How to prove whether the equation set has a unique solution?

Question

\begin{eqnarray} \begin{cases} \sin A \sin C-(\sin B)^2=0 \cr AC-B^2=0 \cr A+B+C-\pi=0 \cr A>0,B>0,C>0 \end{cases} \end{eqnarray}

How to prove whether the equation set has a unique solution or not ?

Answer 1

Assume WLOG due to symmetry that $A\leq C$ and let us rule out $A<C$. So suppose $A<C$. Then by the second equation $B=\sqrt{AC}$ so then $A<B<C$.

If the first equation holds there is some constant $\gamma>0$ such that $$ \gamma=\frac{\sin(B)}{\sin(A)}=\frac{\sin(C)}{\sin(B)} $$ Similarly, if the second equation holds we have another constant $\lambda>0$ such that $$ \lambda=\frac BA=\frac CB $$ Since $\sin(x)$ is concave on the interval $[0,\pi]$ the line through $(0,0)$ and $(A,\sin(A))$ passes above the point $(B,\sin(B))$, so we have the relation of slopes $$ \frac{\sin(B)}{B}<\frac{\sin(A)}{A}\implies \gamma<\lambda $$ Combining these informations, we see that the three points $$ \begin{align} (A,\sin(A))&\\ (B,\sin(B))&=(\lambda A,\gamma\sin(A))\\ (C,\sin(C))&=(\lambda^2 A,\gamma^2\sin(A)) \end{align} $$ must lie on the graph of the same power function $f(x)=a\cdot x^b$ for some $a>0$ and $0<b<1$. But this is impossible, since $$ g(x)=\sin(x)-a\cdot x^b $$ has derivative $g'(x)=\cos(x)-ab\cdot x^{b-1}$, and $x\mapsto ab\cdot x^{b-1}$ is positive and convex (since $b-1<0$) so it intersects the positive part of $x\mapsto \cos(x)$, which is concave, at most twice. Thus $g'(x)$ has at most two zeros and $g(x)$ has at most three zeros, one being at $x=0$. So $g(A)=g(B)=g(C)=0$ is impossible for any triple $0<A<B<C$.

---

So this implies that we can only hope to find a solution where $A=C$. Then quickly $A=B=C=\frac{\pi}{3}$ pops out as the only solution.

Answer 2

The third and fourth conditions tell me you are investigating a triangle. So fixing points $A$ and $B$ of a triangle $ABC$, I plotted the first two conditions depending on where $C$ might lie:

The color code is as follows:

\begin{alignat*}{2} \text{Blue:}&\qquad& \sin A\sin C-\sin^2B &> 0 &\qquad AC-B^2 &> 0 \\ \text{Magenta:}&& \sin A\sin C-\sin^2B &> 0 &\qquad AC-B^2 &< 0 \\ \text{Yellow:}&& \sin A\sin C-\sin^2B &< 0 &\qquad AC-B^2 &< 0 \end{alignat*}

So the inner boundary line between blue and magenta is where the second equation is satisfied, while the outer boundary line between magenta and yellow is where the first equation is satisfied. Both equations can only be satisfied simultaneously if the two curves touch, which they only do in the labeled point $C$, the corner of a regular triangle.
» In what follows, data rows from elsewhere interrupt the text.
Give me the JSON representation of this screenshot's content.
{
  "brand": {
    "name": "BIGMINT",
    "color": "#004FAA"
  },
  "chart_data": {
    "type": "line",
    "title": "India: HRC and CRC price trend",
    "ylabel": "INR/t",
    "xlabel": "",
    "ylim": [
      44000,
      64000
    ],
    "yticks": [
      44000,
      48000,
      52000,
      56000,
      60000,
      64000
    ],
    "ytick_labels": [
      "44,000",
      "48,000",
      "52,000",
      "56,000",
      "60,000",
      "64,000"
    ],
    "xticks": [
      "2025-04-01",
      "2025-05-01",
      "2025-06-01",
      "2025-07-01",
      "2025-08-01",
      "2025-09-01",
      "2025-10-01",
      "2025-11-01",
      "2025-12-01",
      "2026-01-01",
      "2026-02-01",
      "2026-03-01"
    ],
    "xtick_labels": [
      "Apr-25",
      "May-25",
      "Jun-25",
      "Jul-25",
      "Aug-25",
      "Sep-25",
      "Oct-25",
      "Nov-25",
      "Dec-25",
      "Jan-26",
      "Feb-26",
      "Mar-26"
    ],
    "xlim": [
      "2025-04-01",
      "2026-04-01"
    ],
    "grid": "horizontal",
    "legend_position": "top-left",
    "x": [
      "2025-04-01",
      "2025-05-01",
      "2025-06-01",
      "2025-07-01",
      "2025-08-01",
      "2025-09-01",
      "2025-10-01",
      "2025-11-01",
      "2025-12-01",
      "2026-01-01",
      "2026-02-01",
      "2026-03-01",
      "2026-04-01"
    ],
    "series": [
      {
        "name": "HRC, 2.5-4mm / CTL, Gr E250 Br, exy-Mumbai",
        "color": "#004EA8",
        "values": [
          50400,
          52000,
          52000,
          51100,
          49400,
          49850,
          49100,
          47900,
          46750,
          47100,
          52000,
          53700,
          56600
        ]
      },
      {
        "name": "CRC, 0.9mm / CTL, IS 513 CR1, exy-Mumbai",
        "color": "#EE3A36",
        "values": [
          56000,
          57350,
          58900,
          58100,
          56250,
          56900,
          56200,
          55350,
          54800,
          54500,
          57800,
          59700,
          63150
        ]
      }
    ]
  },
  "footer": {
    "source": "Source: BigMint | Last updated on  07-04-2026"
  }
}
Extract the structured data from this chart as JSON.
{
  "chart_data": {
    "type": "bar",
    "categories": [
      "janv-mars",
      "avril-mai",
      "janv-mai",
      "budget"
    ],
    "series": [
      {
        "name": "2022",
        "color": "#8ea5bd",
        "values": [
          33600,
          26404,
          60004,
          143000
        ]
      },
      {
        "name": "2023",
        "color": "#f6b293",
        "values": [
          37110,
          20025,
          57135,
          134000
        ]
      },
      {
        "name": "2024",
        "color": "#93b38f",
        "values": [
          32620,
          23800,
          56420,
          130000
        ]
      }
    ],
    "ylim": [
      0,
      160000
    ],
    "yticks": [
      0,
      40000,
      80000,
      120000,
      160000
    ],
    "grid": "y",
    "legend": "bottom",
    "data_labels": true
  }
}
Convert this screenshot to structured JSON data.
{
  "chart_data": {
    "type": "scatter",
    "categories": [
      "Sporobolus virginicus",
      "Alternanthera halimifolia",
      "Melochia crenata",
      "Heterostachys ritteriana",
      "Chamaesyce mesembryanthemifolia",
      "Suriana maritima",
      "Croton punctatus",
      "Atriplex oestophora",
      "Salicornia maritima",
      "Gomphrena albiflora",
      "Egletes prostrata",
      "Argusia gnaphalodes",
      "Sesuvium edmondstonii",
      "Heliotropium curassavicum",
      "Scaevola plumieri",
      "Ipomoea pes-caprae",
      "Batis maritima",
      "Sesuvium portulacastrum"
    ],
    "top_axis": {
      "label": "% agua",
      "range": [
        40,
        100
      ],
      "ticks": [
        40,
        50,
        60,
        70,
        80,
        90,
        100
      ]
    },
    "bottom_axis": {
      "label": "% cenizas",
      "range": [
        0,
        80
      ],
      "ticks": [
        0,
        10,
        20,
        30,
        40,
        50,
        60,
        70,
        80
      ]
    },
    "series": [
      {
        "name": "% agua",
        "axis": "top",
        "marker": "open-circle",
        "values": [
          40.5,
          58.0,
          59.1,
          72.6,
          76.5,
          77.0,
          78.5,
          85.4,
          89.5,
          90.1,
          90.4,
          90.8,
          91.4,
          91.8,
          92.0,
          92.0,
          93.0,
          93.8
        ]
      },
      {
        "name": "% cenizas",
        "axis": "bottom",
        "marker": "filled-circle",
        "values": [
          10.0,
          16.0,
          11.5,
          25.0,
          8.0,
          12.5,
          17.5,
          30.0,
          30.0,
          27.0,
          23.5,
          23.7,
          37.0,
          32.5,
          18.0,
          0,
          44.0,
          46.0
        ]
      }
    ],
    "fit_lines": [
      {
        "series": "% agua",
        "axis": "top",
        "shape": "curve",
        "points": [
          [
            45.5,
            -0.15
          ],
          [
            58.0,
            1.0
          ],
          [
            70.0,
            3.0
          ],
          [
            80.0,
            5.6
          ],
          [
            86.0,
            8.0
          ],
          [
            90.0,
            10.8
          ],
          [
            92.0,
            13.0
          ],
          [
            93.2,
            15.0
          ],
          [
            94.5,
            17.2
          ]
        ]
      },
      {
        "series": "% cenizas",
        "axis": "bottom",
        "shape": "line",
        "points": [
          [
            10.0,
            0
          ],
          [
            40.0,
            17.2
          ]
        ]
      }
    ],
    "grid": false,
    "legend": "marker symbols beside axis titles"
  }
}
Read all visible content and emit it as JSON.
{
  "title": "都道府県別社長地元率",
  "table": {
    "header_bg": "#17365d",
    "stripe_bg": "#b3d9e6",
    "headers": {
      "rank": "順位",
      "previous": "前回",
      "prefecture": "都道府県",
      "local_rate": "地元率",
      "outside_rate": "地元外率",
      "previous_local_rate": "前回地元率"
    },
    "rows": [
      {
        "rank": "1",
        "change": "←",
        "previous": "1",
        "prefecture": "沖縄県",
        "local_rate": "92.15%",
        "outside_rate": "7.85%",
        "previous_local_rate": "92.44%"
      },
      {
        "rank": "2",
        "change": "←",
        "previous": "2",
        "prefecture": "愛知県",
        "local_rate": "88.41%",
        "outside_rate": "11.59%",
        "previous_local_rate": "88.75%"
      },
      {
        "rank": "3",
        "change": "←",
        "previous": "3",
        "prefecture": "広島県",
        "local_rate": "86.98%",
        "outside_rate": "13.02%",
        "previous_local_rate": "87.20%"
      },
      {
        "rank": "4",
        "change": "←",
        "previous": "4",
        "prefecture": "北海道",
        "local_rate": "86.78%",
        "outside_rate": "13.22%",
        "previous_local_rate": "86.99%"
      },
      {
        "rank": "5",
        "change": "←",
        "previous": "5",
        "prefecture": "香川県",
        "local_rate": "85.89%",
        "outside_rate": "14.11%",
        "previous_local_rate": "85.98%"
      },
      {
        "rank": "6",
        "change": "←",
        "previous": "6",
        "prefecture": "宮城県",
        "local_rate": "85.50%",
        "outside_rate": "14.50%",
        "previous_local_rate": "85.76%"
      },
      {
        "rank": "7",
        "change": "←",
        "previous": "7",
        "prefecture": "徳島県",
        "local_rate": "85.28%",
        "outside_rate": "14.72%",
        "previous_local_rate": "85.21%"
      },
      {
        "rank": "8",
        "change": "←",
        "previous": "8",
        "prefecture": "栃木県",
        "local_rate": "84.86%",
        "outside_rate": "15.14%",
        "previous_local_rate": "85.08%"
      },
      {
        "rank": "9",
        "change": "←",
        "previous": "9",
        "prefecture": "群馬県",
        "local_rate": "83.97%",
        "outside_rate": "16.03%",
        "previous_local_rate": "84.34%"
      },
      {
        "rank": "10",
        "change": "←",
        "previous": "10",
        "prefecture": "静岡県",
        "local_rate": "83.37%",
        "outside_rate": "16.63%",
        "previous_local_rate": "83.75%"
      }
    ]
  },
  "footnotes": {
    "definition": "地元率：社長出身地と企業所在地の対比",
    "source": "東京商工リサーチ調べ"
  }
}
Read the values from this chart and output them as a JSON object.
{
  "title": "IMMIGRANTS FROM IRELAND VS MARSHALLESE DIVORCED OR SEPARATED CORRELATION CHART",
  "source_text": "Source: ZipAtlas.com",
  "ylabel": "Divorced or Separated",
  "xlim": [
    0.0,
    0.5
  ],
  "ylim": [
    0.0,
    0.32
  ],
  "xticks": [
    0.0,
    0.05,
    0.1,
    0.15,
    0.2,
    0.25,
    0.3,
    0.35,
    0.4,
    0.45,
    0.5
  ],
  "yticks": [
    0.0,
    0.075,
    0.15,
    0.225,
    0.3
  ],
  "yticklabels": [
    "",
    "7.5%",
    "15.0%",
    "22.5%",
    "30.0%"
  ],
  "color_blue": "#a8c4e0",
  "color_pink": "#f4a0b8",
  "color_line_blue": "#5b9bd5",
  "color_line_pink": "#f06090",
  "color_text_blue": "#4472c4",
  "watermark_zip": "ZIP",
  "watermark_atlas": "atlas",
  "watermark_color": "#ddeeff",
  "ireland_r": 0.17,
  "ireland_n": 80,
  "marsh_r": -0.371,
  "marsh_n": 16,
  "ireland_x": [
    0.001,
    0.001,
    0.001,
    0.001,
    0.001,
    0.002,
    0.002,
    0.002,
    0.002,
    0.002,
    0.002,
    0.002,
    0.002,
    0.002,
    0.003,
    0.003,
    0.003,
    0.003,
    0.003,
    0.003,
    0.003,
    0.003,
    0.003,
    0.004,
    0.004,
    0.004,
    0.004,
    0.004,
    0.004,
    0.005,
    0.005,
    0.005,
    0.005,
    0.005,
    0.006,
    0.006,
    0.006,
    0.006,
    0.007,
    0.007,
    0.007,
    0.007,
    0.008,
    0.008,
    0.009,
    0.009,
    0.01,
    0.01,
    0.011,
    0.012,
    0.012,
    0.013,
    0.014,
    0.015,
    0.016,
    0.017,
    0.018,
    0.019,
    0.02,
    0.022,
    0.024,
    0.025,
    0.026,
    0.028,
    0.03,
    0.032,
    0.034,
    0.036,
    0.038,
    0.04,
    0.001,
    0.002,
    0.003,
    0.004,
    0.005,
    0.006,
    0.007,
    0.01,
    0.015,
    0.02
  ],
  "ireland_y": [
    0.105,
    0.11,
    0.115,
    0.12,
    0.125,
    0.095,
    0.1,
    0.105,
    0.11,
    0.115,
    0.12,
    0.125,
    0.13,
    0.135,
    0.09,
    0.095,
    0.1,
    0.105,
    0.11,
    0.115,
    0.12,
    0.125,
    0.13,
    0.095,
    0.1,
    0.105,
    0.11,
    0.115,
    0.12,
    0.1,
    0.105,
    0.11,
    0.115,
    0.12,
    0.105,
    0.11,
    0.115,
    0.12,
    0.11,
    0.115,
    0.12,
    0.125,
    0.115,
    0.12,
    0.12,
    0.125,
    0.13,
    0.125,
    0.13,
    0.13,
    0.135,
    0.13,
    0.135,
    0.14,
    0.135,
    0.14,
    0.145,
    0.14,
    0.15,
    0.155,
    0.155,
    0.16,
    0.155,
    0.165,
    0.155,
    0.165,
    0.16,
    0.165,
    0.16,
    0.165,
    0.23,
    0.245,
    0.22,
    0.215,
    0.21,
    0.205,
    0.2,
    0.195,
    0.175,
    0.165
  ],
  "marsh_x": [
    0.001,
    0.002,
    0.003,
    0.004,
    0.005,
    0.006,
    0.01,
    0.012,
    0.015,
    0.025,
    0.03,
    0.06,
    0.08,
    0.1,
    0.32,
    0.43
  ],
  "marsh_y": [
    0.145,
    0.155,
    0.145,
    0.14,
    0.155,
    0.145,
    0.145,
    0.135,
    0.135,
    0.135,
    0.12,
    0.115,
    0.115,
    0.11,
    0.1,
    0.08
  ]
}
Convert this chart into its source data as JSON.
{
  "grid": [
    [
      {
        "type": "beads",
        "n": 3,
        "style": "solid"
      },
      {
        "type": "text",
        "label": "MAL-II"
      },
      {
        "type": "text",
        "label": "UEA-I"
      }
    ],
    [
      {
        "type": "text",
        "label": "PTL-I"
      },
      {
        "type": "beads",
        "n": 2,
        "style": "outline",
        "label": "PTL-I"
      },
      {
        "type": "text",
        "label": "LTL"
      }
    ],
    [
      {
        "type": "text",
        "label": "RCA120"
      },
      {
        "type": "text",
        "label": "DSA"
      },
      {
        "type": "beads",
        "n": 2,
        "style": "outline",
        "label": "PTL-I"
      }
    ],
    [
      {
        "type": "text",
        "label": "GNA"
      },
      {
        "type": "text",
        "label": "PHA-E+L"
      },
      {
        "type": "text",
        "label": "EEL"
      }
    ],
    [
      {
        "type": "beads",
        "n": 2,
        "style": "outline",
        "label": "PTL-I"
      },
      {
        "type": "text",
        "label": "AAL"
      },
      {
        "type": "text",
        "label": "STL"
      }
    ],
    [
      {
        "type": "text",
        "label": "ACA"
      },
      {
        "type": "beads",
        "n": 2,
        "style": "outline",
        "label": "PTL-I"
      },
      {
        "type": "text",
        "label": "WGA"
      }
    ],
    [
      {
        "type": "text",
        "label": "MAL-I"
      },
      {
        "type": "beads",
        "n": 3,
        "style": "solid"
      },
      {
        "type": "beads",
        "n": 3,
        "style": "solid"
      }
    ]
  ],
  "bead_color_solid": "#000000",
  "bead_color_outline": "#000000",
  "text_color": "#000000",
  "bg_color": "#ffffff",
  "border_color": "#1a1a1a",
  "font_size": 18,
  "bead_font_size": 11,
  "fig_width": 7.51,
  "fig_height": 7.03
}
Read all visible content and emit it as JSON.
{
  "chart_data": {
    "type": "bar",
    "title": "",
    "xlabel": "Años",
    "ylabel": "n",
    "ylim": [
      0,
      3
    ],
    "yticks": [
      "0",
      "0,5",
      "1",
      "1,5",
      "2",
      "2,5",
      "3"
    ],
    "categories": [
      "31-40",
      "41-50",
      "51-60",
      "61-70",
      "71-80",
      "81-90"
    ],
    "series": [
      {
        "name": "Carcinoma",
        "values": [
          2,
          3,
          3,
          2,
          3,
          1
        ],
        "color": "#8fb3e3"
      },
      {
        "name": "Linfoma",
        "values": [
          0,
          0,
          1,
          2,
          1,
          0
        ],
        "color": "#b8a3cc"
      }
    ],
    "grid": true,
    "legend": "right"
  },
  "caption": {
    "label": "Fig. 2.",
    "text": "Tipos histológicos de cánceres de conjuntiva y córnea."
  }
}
Now that I think about it, that plot is needlessly breaking the symmetry of the situation. I should fix $A$ and $C$ and plot depending on the position of $B$:

Of course, such a plot is not a proof, but it might help others in finding a proof. And for me personally it is enough to convince me that the regular triangle is indeed the only solution here.

For those interested, the plot displayed above was created with Cinderella, using its colorplot function.